The authorization also requires the turbines to be sited no less than 1 nautical mile apart to ease navigation and establishes a federal program to study the project's effect on scientific fishery surveys, which were projected in the environmental review to be majorly impacted by offshore wind.
A fishing industry group, Responsible Offshore Development Alliance, said those measures were insufficient to guarantee the safety of all fishing vessels and continuation of surveys that are critical to the industry.
Asked about the fishing industry's concerns, BOEM Director Amanda Lefton said Vineyard Wind's approval represented an opportunity to study the impacts on fishing.
"We will have a robust monitoring program, where we will learn and understand the impacts here, so that we can apply that to future projects going down the line," Lefton said.
Last month, the Biden administration unveiled a goal to deploy 30 gigawatts of offshore wind energy by 2030 by opening new areas to development, accelerating permits and boosting public financing for projects. The industry is expected to help achieve the administration's broader goal of decarbonizing the electricity sector by 2035.

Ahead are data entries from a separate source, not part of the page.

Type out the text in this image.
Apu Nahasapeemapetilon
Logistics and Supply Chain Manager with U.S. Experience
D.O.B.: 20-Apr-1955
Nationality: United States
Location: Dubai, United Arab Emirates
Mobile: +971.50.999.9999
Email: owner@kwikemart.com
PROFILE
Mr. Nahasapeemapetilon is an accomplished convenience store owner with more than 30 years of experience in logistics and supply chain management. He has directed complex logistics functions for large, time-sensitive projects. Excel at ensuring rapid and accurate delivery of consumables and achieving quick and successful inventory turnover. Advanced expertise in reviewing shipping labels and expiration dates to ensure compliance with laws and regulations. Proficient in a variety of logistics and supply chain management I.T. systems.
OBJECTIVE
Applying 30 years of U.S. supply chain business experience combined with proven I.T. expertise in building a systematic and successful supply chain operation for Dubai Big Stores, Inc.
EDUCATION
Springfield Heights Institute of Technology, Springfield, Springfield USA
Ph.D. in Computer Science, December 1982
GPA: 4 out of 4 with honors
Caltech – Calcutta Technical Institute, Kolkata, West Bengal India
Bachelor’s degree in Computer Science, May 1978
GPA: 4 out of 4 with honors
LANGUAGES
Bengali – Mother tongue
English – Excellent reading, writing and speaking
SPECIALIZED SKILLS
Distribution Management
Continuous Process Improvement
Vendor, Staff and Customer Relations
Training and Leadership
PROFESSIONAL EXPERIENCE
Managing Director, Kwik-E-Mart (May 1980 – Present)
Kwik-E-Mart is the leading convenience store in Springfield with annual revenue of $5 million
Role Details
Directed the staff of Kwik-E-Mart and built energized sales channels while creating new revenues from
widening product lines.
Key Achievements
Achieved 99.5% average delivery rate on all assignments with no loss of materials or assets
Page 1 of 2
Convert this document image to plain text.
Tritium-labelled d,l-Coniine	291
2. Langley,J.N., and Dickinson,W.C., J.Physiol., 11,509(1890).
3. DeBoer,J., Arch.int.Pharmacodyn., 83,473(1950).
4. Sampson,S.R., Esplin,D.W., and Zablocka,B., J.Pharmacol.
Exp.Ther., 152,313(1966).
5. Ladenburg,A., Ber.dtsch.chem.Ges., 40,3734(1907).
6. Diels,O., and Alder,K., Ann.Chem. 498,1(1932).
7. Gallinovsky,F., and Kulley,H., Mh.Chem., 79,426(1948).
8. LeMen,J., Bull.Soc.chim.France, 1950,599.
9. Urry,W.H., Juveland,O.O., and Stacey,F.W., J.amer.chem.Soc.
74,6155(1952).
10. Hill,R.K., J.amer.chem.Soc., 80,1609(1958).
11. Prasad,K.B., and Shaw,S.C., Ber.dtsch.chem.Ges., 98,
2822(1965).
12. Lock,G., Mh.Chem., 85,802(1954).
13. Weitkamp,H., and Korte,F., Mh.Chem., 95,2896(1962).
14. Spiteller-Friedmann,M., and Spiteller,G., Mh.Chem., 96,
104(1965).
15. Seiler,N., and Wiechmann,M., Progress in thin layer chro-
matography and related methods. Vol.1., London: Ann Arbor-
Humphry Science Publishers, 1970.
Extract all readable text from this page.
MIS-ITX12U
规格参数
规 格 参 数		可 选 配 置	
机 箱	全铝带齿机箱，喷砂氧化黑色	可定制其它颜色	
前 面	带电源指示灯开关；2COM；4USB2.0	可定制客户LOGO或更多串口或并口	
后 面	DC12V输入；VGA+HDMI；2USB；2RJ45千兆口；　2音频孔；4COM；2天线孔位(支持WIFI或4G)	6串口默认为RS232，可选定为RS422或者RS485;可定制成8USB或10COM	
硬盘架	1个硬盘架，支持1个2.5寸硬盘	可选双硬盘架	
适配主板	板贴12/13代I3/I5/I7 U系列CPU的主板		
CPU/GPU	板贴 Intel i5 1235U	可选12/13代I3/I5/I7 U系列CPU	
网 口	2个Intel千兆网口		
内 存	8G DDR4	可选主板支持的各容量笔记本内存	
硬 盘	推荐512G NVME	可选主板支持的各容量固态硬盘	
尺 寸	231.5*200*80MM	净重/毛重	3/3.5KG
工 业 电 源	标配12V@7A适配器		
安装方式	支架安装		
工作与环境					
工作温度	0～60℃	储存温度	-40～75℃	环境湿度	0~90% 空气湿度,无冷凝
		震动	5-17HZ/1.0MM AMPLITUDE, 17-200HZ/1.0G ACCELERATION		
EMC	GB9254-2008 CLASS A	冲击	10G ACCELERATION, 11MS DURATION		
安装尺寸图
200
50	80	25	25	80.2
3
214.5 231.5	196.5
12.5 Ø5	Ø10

Vineyard Wind's 800 megawatts would account for less than 3% of the administration's 2030 target, though there are more than 20 GW of proposed projects in earlier stages of development.
The United States, with just two small offshore wind facilities, has lagged European nations in developing the renewable energy technology.
The administration of Biden’s predecessor Donald Trump had vowed to support offshore wind as a promising new industry but failed to permit any projects.
Most of Vineyard Wind's components will be manufactured in Europe due to the lack of a U.S. supply chain for the domestic industry, the company said.
"The fact that there was uncertainty of whether the industry would happen was sort of holding back those investments," Vineyard Wind CEO Lars Pedersen said on a call with reporters.
"We definitely think they are going to flow right now, but for the first project that is not possible to tap into."